This page will explain how to use scripting in GIMP to accomplish some very common bulk image manipulation operations.
Each script operation requires two files: a .scm (script) file and a .bat (batch) file. The .scm file must be placed into the gimp script folder, which is C:\Documents and Settings\Administrator\.gimp-2.6\scripts on my computer. The batch file of the operation you wish to execute must be copied to the folder containing the images. The folder containing the gimp-2.6.exe file must be in the system's path environment variable, which is C:\Program Files\GIMP-2.0\bin on my system. Right-click on my computer, click properties, click advanced tab, click environment variables, double-click the path system variable, add a semicolon, and add the gimp folder path. This step allows the batch file to run the gimp-2.6.exe program from anywhere on the computer.

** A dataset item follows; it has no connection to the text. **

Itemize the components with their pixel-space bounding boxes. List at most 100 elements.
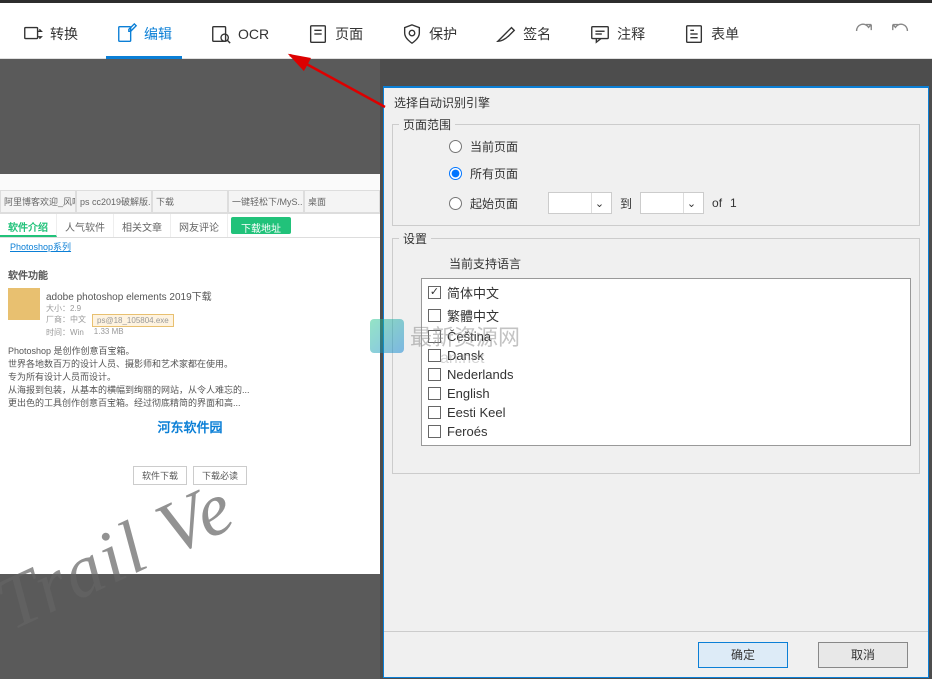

These scripts should work on any file type that GIMP can read and write, but the vast majority of my use is with JPEG images. I tested them with GIMP 2.2, 2.4.2, and 2.6.5 (change gimp-2.6 to the proper gimp executable name in the batch files).
To change the final resolution of images, change line 11 of the batch-scale.scm file:
(max-length 480)
to the desired maximum resolution in any one dimension. The script can be easily modified to use a specific width and height instead of preserving the aspect ratio with variables.
Copy batch-scale.bat to the folder containing images you want to scale and double-click on it. This batch file runs the GIMP program in non-interactive command-line mode, loads all files specified in the batch file (*.jpg), scales them, and saves them as the original file name.
To change the final resolution of images, change line 9 of the batch-crop.scm file:
(gimp-image-crop image 600 600 0 0)
to the desired final resolution and offset (width, height, x offset, y offset).
Copy batch-crop.bat to the folder containing images you want to crop and double-click on it. This batch file runs the GIMP program in non-interactive command-line mode, loads all files specified in the batch file (*.jpg), crops them, and saves them as the original file name.
You cannot change the final resolution of images, autocrop is automatic.
Copy batch-autocrop.bat to the folder containing images you want to autocrop and double-click on it. This batch file runs the GIMP program in non-interactive command-line mode, loads all files specified in the batch file (*.jpg), automatically crops them, and saves them as the original file name.
To change the final angle of rotated images, change line 9 of the batch-rotate270.scm file:
(gimp-image-rotate image 2)
to the desired number of 90 degree clockwise rotations (n-1).
Copy batch-rotate270.bat to the folder containing images you want to rotate and double-click on it. This batch file runs the GIMP program in non-interactive command-line mode, loads all files specified in the batch file (*.jpg), rotates them, and saves them as the original file name.
To change the final angle of rotated images, change line 9 of the batch-rotate90.scm file:
(gimp-image-rotate image 0)
to the desired number of 90 degree clockwise rotations (n-1).
Copy batch-rotate90.bat to the folder containing images you want to rotate and double-click on it. This batch file runs the GIMP program in non-interactive command-line mode, loads all files specified in the batch file (*.jpg), rotates them, and saves them as the original file name.
To change the type of saved/converted images, change line 9 of the batch-convert.scm file:
(set! filename (string-append filename ".jpg"))
to the desired file extension (.gif, .bmp, .tif...).
Copy batch-convert.bat to the folder containing images you want to convert and double-click on it. This batch file runs the GIMP program in non-interactive command-line mode, loads all files specified in the batch file (*.bmp), converts them, and saves them as the original file name plus the new extension (.jpg).